The 2,920-acre park accommodates activities from hunting to hiking, and provides foot access to the Jefferson River, but the star attraction is the cavern itself. The 160-acre underground site was discovered in 1892, and declared a national monument in 1908, though the cavern wasn't fully surveyed until 1911. Improvements to open the caverns to tourists were accomplished largely by the Civilian Conservation Corp during President Franklin Roosevelt's New Deal.

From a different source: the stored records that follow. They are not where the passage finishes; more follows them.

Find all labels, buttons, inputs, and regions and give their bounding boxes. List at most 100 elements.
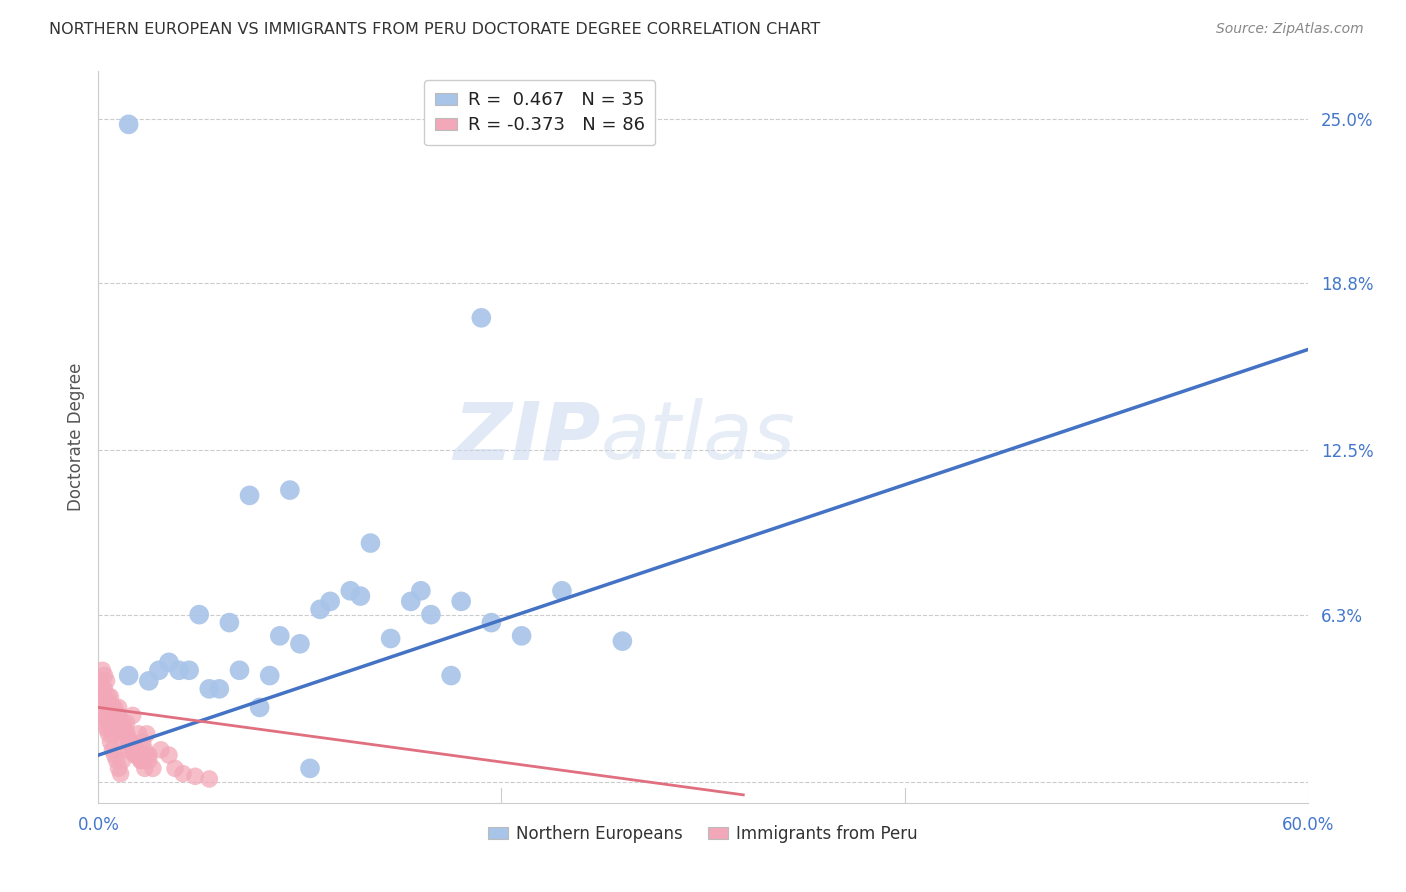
Point — [138, 748, 160, 763]
Point — [198, 681, 221, 696]
Point — [111, 753, 134, 767]
Point — [103, 700, 125, 714]
Point — [121, 743, 143, 757]
Point — [399, 594, 422, 608]
Text: Source: ZipAtlas.com: Source: ZipAtlas.com — [1216, 22, 1364, 37]
Point — [110, 722, 132, 736]
Point — [612, 634, 634, 648]
Point — [184, 769, 207, 783]
Point — [93, 716, 115, 731]
Point — [93, 681, 115, 696]
Point — [103, 716, 125, 731]
Point — [132, 735, 155, 749]
Point — [278, 483, 301, 497]
Point — [91, 708, 114, 723]
Point — [105, 708, 128, 723]
Point — [121, 743, 143, 757]
Point — [135, 727, 157, 741]
Point — [129, 753, 152, 767]
Point — [360, 536, 382, 550]
Point — [188, 607, 211, 622]
Point — [118, 743, 141, 757]
Point — [157, 656, 180, 670]
Point — [510, 629, 533, 643]
Point — [120, 735, 142, 749]
Point — [114, 722, 136, 736]
Point — [129, 753, 152, 767]
Point — [111, 735, 134, 749]
Point — [409, 583, 432, 598]
Point — [105, 753, 128, 767]
Point — [134, 743, 156, 757]
Point — [89, 690, 111, 704]
Point — [319, 594, 342, 608]
Y-axis label: Doctorate Degree: Doctorate Degree — [66, 363, 84, 511]
Point — [269, 629, 291, 643]
Point — [118, 735, 141, 749]
Point — [481, 615, 503, 630]
Text: ZIP: ZIP — [453, 398, 600, 476]
Point — [172, 766, 194, 780]
Point — [138, 753, 160, 767]
Point — [120, 735, 142, 749]
Point — [299, 761, 322, 775]
Point — [551, 583, 574, 598]
Point — [114, 727, 136, 741]
Point — [96, 673, 118, 688]
Point — [115, 727, 138, 741]
Point — [97, 690, 120, 704]
Point — [97, 716, 120, 731]
Point — [124, 743, 146, 757]
Point — [107, 708, 129, 723]
Point — [208, 681, 231, 696]
Point — [148, 663, 170, 677]
Point — [93, 708, 115, 723]
Point — [111, 722, 134, 736]
Point — [124, 748, 146, 763]
Point — [101, 743, 124, 757]
Point — [101, 700, 124, 714]
Point — [100, 700, 122, 714]
Point — [163, 761, 186, 775]
Point — [110, 716, 132, 731]
Point — [259, 668, 281, 682]
Point — [228, 663, 250, 677]
Point — [239, 488, 262, 502]
Point — [125, 748, 148, 763]
Point — [115, 716, 138, 731]
Point — [157, 748, 180, 763]
Point — [89, 673, 111, 688]
Point — [111, 716, 134, 731]
Point — [96, 695, 118, 709]
Point — [101, 700, 124, 714]
Point — [107, 700, 129, 714]
Point — [450, 594, 472, 608]
Point — [420, 607, 443, 622]
Point — [101, 727, 124, 741]
Point — [118, 117, 141, 131]
Point — [91, 681, 114, 696]
Point — [380, 632, 402, 646]
Point — [309, 602, 332, 616]
Point — [128, 727, 150, 741]
Point — [91, 663, 114, 677]
Point — [142, 761, 165, 775]
Point — [198, 772, 221, 786]
Point — [120, 735, 142, 749]
Point — [110, 766, 132, 780]
Point — [149, 743, 172, 757]
Point — [103, 748, 125, 763]
Point — [470, 310, 492, 325]
Point — [89, 695, 111, 709]
Point — [128, 748, 150, 763]
Point — [138, 673, 160, 688]
Point — [103, 708, 125, 723]
Point — [105, 716, 128, 731]
Point — [100, 690, 122, 704]
Point — [91, 700, 114, 714]
Point — [167, 663, 190, 677]
Point — [107, 761, 129, 775]
Point — [93, 668, 115, 682]
Point — [118, 668, 141, 682]
Point — [218, 615, 240, 630]
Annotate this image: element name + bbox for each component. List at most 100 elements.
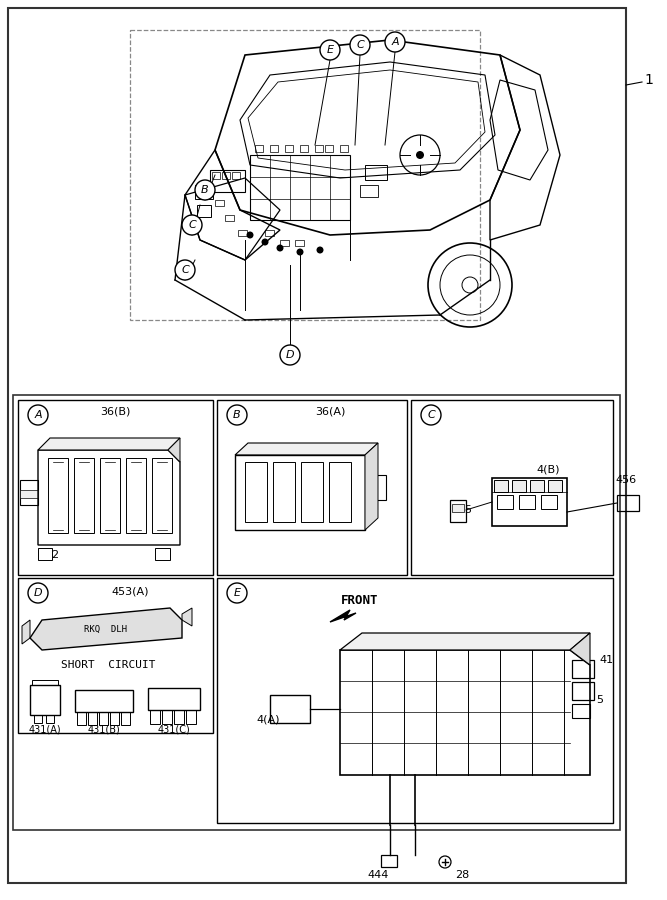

The caverns were transferred to state management in 1937, and opened as Montana's first state park in 1941.
Lewis and Clark never actually saw the caverns, which take their name from the fact that the site overlooks about 50 miles of the explorers' route along the adjacent Jefferson River.
The caverns, decorated with colorful stalactites, stalagmites, columns, and helictites, were formed by the dissolving action of acidic groundwater percolating through beds of Madison Limestone during the ice ages. Now lit and traversed with staircases and walkways, the caverns offer an accessible underground wonder, and a unique challenge for photographers. Schedule about two hours for the tour.